Plaudereien aus Untertürkheim
Von Wilhelm Zwicker
Zur Einführung
Es ist das Untertürkheim der sechziger bis achtziger Jahre,
von dem hier die Rede sein soll. Was in den folgenden Zeilen festgehalten
ist, ist geschöpft aus Erinnerungen an die eigene Kindheit,
die allerdings bloß in die neunziger Jahre zurückreichen,
daneben aber aus einer Reihe von Plauderstunden mit alten Untertürkheimern.

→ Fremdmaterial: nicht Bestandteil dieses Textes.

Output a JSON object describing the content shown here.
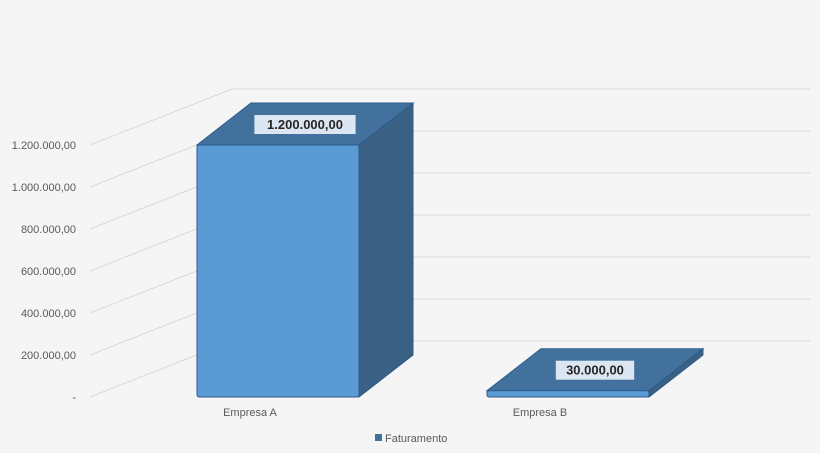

Obwohl schon tief in den Achtzigern stehend, konnten sie doch mit
bewundernswerter geistiger Frische Auskunft geben über das,
was einst gewesen ist. In der Kürze der Zeit, die zur Sammlung
des Stoffes blieb, in der angespannten Berufsarbeit, wie sie die
Gegenwart mit sich bringt, liegt es begründet, daß diesen
Plaudereien vielfach das Gepräge des Zufälligen und unvollständigen
anhaftet. Sie wollen, wie die Familiengeschichte Untertürkheims
in diesen Blättern, nur eine vorläufige Zusammenstellung
sein, in erster Linie aber Anregung geben zu eigenen Sammlungen,
womöglich Niederschriften, die allerdings schließlich
in einer Hand zusammenlaufen sollten.
Doch kehren wir zu unserem Ausgangspunkt zurück! In den sechziger
bis achtziger Jahren war in Untertürkheim schon manches anders
geworden, als es zu der Väter Zeiten gewesen war. Die Eisenbahn
hatte den Marktflecken mit der Welt verbunden, stärker als es
die Land- und Heerstraße in den vergangenen Jahrhunderten vermocht
hatte. Die Stadtleute, die "Schtuegerter", besuchten noch den Ort
mit Vorliebe wegen seines ländlichen Gepräges und um seines
Weines willen, nicht zu vergessen, der Spargeln, die hier in seltener
Güte wuchsen und die Feinschmecker aus der Großstadt lockten;
kurz gesagt, die Stuttgarter waren jeden Sonntag gerngesehene Gäste
in den altberühmten Gaststätten des Orts, unter denen besonders
der "Hirsch" die anderen überragte. Sommers brachte sogar täglich
ein Badezug Badelustige hierher ins "Wellenbad"; sie ergingen sich
in der "Neckarlust", der Insel zwischen dem Mühlkanal und dem
Neckarbett und ließen sich wohl sein im Hirsch- und Kronengarten
im Schatten der Kastanienbäume. Umgekehrt gingen die Untertürkheimer
Weingärtnersfrauen im Frühjahr und Sommer auf jeden Wochenmarkt
nach Stuttgart "z'Märkt", die Milchfrauen, "d'Milcherna", machten
täglich den Weg in die Landeshauptstadt, manche junge Weingärtner
arbeiteten gelegentlich in den Weinbergen angesehener Stuttgarter
Familien, die ihre Ehre dreinsetzten, ihren Gästen Wein aus
eigenem Gewächs aufzuwarten.
Solche gegenseitigen Beziehungen färben ab, in diesem Fall freilich
stark einseitig. Die aufgeklärte, fortschrittliche Großstadt
ist eine Feindin alles altväterischen, das sich nicht vernunftmäßig
rechtfertigen läßt. Und so sind es schon in diesen Jahrzehnten
nur noch wenige Reste alten Brauchtums, die sich von der Vergangenheit
her gehalten haben.
Das Dorf ist schon groß geworden. Die Einwohnerzahl
hat das dritte Tausend erreicht bzw. überschritten. Schon tauchen
manche Gesichter auf und verschwinden allerdings auch großenteils
wieder, die "man" nicht kennt; es sind die Arbeiter, die von auswärts
zuziehen und die eine eben aufkommende Industrie in dem alten Weingärtnerort
gelockt hat. Im allgemeinen aber weiß man noch genau Bescheid
um einander, kennt alle Vorgänge im "Usser-, Onder- und Oberdorf.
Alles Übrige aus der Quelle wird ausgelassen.